I can tracert to an IP address, but not ping it

Solution 1:

It all has to do with how tracert works. Ping is straight ICMP from point A to point B, that traverses networks via routing rules. Tracert works very different, even though it uses ICMP.

Tracert works by targeting the final hop, but limiting the TTL and waiting for a time exceeded message, and then increasing it by one for the next iteration. Therefore, the response it gets is not an ICMP echo reply to the ICMP echo request from the host along the way, but a time exceeded message from that host - so even though it is using ICMP, it is using it in a very different way.

You can read more detail about it here.

Solution 2:

First of all your two commands are sending packets with different destination IP addresses. That means they may take different routes.

When you see 66.249.95.234 on the route towards 216.58.220.100, you might assume that packets with the destination address 66.249.95.234 would be using the same route until reaching that point. That is however not a valid assumption.

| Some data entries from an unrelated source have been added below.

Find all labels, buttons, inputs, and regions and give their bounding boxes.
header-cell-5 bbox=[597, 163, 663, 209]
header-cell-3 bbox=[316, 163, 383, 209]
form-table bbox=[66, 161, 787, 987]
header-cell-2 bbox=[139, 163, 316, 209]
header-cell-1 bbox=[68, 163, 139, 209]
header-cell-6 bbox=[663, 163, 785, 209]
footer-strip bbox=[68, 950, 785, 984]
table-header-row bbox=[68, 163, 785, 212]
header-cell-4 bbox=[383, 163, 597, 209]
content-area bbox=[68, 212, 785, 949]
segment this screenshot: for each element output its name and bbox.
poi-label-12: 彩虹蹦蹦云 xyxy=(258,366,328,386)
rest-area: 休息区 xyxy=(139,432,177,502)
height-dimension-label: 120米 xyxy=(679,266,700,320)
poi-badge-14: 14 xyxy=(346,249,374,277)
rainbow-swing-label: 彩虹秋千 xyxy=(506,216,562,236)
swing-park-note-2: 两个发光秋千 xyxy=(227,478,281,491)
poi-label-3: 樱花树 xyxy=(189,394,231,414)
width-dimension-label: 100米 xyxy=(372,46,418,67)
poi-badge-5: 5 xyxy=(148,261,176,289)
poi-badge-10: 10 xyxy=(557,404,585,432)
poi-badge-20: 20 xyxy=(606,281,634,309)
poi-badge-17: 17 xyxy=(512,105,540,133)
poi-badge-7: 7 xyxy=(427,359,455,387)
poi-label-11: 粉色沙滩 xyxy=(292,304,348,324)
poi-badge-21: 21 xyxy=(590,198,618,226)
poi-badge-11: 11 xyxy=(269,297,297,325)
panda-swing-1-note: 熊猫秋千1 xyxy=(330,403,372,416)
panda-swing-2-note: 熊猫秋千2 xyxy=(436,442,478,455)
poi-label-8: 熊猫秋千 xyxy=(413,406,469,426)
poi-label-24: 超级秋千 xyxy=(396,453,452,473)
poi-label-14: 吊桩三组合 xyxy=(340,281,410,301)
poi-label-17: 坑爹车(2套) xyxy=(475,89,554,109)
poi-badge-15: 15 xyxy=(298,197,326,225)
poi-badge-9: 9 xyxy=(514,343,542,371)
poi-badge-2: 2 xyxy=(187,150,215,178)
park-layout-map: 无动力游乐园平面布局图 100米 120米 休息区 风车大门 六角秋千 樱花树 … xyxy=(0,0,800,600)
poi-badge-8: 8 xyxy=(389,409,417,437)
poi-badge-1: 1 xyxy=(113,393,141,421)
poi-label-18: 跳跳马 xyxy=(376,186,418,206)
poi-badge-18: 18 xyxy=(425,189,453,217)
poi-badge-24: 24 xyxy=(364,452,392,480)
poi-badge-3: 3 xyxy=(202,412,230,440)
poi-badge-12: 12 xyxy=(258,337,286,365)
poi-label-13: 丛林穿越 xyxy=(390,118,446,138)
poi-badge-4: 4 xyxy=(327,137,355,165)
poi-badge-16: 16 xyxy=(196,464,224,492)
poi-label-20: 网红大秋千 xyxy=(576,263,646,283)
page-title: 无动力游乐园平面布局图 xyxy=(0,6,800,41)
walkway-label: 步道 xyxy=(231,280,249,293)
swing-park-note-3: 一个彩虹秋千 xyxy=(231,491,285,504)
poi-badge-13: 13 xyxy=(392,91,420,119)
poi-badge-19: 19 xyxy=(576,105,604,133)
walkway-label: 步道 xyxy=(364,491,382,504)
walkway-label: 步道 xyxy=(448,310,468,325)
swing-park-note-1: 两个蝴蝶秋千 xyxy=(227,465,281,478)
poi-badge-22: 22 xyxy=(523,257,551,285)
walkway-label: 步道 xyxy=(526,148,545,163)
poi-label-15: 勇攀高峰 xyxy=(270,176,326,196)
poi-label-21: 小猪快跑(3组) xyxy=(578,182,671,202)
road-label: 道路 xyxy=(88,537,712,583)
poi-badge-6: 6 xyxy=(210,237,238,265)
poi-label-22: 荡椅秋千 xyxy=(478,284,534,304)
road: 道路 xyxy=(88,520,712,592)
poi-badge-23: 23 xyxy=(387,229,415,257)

It is entirely valid for the route to 66.249.95.234 to be longer than the one to 216.58.220.100. Sometimes it even happens that there is no route which could take your packets to that intermediate router, but it would not be a well designed network, if that was the case.

I don't know if the tracert and ping commands you are using both use the same protocol. Most ping implementations use ICMP echo request packets. However traceroute implementations exist supporting a wide range of protocols including ICMP echo request, TCP SYN, and UDP packets. If the two happens to be using different protocols, that could be a contributing factor to seeing different results.

Finally it even if all of the packets were to reach 66.249.95.234, it is possible that 66.249.95.234 would behave wildly different depending on whether it needs to:

  • Forward the packet
  • Produce an ICMP error on a packet addressed to itself
  • Produce an ICMP error on a packet addressed to somebody else

Choosing to silently drop packets in just one of the three cases is obviously going to break lots of network diagnostics tools, that however doesn't stop some system administrators from doing so anyway.